Stokes is asking the right questions
Editors Baltimore Times | 10/11/2013, 6 a.m.
Complaints about tax bills are nothing new. However, the ongoing revelations of billing errors by the City of Baltimore, is unacceptable. It is estimated that Baltimore has lost more than $11 million dollars over the last decade due to calculating mistakes.
At best, this is problematic for a city in dire need of revenue to meet its obligations and at worst, for administrations to have known about these issues and to have allowed them to persist borders on incompetence.
To her credit, Mayor Stephanie Rawlings-Blake acknowledged her own frustrations with the ongoing challenges this week. She stood with the leadership team of her finance department and laid out reforms that she believes will go a long way in
addressing the billing glitches. Among her resolutions, a new automated calculation system that will reduce the possibility of human error. However, she resisted calls for an audit of the agency. That’s too bad!
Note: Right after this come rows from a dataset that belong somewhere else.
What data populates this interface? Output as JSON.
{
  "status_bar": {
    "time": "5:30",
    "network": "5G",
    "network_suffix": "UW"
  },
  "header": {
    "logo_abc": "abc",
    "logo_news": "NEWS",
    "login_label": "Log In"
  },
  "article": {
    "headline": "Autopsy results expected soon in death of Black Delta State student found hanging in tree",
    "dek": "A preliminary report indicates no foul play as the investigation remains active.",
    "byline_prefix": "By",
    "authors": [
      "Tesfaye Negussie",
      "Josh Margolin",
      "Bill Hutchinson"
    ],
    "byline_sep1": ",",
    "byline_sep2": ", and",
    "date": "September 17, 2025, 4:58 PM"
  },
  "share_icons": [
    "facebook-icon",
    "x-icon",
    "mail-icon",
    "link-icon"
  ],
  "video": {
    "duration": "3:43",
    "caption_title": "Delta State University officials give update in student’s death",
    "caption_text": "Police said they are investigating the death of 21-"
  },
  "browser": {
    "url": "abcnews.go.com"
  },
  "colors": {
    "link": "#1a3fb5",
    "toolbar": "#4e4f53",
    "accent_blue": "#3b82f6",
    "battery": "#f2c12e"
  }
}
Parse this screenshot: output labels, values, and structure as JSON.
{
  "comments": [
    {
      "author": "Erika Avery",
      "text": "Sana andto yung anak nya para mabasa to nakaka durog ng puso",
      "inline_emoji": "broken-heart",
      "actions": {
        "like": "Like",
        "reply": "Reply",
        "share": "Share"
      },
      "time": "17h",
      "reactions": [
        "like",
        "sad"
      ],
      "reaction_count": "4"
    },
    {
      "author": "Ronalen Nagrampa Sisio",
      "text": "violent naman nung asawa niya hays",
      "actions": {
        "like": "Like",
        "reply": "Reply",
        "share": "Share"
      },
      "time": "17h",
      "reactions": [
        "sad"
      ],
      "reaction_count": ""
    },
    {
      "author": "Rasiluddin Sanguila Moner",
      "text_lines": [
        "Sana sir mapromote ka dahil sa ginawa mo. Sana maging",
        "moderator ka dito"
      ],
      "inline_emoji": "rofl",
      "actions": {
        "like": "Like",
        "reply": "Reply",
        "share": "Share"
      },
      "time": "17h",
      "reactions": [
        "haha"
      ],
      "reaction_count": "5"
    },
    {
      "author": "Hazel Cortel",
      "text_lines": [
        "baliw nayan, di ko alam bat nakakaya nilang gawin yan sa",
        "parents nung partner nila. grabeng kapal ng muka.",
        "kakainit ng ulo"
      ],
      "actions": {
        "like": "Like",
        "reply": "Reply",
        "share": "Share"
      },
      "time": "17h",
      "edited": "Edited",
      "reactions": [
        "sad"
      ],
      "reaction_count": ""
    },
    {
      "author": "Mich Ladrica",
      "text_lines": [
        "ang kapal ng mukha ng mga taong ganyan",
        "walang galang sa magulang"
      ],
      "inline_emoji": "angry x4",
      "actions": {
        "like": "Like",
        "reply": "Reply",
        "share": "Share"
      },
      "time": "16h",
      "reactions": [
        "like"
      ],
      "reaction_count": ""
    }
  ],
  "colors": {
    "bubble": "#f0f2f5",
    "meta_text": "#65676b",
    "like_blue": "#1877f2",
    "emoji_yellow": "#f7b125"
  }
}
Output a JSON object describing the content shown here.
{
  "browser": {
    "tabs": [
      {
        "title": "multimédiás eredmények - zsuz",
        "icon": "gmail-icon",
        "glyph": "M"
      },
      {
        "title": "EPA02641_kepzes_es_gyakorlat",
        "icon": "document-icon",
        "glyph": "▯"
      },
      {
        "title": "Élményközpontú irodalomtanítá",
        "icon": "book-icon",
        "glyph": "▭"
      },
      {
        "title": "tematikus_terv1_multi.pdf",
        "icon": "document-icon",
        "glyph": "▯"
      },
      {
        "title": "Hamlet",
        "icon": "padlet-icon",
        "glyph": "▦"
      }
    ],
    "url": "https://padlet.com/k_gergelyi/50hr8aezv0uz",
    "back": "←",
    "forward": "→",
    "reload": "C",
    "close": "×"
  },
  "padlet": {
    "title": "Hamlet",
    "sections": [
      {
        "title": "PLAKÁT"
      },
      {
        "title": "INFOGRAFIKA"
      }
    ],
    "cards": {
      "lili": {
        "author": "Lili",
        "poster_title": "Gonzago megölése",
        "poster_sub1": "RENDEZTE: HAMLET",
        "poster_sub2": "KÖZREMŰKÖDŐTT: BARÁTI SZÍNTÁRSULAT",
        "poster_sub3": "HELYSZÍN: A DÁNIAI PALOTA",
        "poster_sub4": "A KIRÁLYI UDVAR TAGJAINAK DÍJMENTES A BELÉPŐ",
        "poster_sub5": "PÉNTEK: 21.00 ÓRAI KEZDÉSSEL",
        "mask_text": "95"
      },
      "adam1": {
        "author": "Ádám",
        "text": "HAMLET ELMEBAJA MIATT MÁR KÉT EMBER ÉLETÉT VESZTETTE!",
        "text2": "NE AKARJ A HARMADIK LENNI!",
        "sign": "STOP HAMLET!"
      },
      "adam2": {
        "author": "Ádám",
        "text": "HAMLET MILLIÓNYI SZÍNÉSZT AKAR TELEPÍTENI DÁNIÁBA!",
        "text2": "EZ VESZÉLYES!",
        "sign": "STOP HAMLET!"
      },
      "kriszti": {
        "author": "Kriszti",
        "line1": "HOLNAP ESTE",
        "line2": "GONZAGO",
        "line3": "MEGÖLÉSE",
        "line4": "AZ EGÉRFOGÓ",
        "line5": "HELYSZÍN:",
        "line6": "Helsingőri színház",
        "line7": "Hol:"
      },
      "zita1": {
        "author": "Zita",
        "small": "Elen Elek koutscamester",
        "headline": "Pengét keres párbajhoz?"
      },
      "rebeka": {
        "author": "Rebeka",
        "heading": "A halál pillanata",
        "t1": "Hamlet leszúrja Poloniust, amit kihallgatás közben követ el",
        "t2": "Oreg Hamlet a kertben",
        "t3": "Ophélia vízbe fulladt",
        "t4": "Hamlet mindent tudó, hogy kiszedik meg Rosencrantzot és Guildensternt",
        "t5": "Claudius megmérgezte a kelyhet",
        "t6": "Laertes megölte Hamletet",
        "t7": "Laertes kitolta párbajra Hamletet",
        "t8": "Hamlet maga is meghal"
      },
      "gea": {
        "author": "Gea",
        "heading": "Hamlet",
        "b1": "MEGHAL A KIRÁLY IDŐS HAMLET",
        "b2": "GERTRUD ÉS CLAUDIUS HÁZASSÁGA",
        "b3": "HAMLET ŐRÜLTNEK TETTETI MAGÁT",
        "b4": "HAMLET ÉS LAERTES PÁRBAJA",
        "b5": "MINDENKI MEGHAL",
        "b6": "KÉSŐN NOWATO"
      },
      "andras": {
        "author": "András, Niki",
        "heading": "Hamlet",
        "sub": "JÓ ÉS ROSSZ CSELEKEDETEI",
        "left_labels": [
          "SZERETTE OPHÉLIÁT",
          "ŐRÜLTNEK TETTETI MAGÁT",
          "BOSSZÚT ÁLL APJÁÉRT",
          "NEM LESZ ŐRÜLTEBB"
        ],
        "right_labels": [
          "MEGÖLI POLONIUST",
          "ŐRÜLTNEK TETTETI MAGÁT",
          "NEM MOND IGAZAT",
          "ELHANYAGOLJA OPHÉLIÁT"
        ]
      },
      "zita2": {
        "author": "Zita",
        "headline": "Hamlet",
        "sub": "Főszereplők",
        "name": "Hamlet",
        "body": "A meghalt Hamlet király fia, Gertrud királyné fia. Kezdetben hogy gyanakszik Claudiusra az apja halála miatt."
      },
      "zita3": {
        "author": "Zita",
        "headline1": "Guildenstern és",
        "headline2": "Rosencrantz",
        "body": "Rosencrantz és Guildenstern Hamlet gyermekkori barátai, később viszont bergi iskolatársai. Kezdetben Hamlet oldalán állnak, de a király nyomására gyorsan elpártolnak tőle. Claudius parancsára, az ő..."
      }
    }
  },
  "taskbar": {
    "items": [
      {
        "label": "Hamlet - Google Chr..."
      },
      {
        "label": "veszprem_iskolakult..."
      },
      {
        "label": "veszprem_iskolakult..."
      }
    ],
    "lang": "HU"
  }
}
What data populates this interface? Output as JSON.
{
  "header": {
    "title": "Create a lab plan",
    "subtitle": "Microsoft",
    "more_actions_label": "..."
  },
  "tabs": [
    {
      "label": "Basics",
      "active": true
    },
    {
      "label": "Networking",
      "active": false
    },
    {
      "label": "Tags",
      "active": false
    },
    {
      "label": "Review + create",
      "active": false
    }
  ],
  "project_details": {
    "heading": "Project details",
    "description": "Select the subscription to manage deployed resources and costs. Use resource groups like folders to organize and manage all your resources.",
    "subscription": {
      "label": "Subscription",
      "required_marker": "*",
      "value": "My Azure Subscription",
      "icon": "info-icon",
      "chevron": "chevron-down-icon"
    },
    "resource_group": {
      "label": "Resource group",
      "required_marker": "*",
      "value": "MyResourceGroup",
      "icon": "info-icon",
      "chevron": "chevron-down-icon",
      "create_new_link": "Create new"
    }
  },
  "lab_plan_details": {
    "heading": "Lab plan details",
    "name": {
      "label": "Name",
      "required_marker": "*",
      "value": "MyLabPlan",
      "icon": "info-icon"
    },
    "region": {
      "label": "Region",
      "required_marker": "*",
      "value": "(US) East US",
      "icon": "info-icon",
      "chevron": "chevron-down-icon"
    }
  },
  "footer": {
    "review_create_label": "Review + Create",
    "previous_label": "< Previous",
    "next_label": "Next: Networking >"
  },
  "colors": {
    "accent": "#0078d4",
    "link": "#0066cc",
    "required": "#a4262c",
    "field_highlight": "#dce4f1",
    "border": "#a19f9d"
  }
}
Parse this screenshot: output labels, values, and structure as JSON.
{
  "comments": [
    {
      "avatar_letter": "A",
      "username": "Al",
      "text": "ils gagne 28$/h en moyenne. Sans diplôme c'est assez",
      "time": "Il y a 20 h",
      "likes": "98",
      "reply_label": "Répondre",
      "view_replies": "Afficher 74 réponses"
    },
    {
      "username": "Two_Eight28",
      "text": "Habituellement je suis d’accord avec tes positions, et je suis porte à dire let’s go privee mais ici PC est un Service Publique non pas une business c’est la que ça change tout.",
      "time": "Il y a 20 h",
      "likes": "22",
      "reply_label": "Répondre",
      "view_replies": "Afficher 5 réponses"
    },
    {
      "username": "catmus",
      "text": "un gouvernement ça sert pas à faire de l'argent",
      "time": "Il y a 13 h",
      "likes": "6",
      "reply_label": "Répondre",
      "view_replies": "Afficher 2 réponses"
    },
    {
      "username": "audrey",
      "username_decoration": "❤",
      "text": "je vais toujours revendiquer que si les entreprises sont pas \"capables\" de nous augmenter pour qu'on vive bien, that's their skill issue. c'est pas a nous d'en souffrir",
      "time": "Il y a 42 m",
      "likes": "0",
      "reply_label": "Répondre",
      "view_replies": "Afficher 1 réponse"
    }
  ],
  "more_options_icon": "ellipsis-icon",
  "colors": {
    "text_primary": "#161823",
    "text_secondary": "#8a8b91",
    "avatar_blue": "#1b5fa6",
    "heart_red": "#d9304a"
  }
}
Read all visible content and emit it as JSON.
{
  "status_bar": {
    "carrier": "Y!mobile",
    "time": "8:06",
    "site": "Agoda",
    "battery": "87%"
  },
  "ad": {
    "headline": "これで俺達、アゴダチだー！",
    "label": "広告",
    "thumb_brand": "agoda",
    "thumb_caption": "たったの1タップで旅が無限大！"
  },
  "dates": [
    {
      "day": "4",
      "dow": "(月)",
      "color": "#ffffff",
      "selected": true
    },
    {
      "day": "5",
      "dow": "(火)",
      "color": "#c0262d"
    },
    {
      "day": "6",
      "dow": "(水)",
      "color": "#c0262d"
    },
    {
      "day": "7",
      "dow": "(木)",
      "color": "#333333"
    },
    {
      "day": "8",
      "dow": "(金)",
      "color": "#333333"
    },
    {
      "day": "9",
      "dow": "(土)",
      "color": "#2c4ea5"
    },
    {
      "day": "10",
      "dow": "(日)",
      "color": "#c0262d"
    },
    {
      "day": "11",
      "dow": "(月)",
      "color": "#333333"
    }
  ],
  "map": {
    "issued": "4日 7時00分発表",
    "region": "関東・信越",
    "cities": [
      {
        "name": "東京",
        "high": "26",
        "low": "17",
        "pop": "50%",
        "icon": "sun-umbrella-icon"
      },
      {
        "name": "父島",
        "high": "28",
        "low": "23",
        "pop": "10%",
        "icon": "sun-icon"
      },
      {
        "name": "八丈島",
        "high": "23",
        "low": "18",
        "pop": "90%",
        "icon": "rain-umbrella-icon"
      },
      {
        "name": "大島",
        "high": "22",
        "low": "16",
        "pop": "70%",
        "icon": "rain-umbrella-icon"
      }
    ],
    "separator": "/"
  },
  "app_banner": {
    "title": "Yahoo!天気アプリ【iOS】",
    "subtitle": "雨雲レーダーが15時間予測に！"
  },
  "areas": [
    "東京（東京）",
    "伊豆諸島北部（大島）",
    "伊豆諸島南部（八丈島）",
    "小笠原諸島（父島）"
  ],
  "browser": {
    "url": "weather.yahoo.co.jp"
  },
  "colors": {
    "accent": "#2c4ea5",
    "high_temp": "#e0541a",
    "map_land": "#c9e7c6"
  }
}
Councilman Carl Stokes, a champion of city agency audits since his return to the Council three years ago, has introduced resolutions that call for an “immediate and thorough” audit of the finance department and to investigate the possibility of privatizing the calculating and billing systems at City Hall. He is on the right track.
It is important, given the huge estimation of lost revenue, to get a bottom line. Only an audit can reveal exactly what is wrong with the process and how it can be fixed. Everyone, including beleaguered taxpayers, deserves answers and the administration needs a clear starting point.
The mayor is asking for patience and to allow the agency to institute the new reforms. Unfortunately, time is a luxury Baltimore can no longer afford.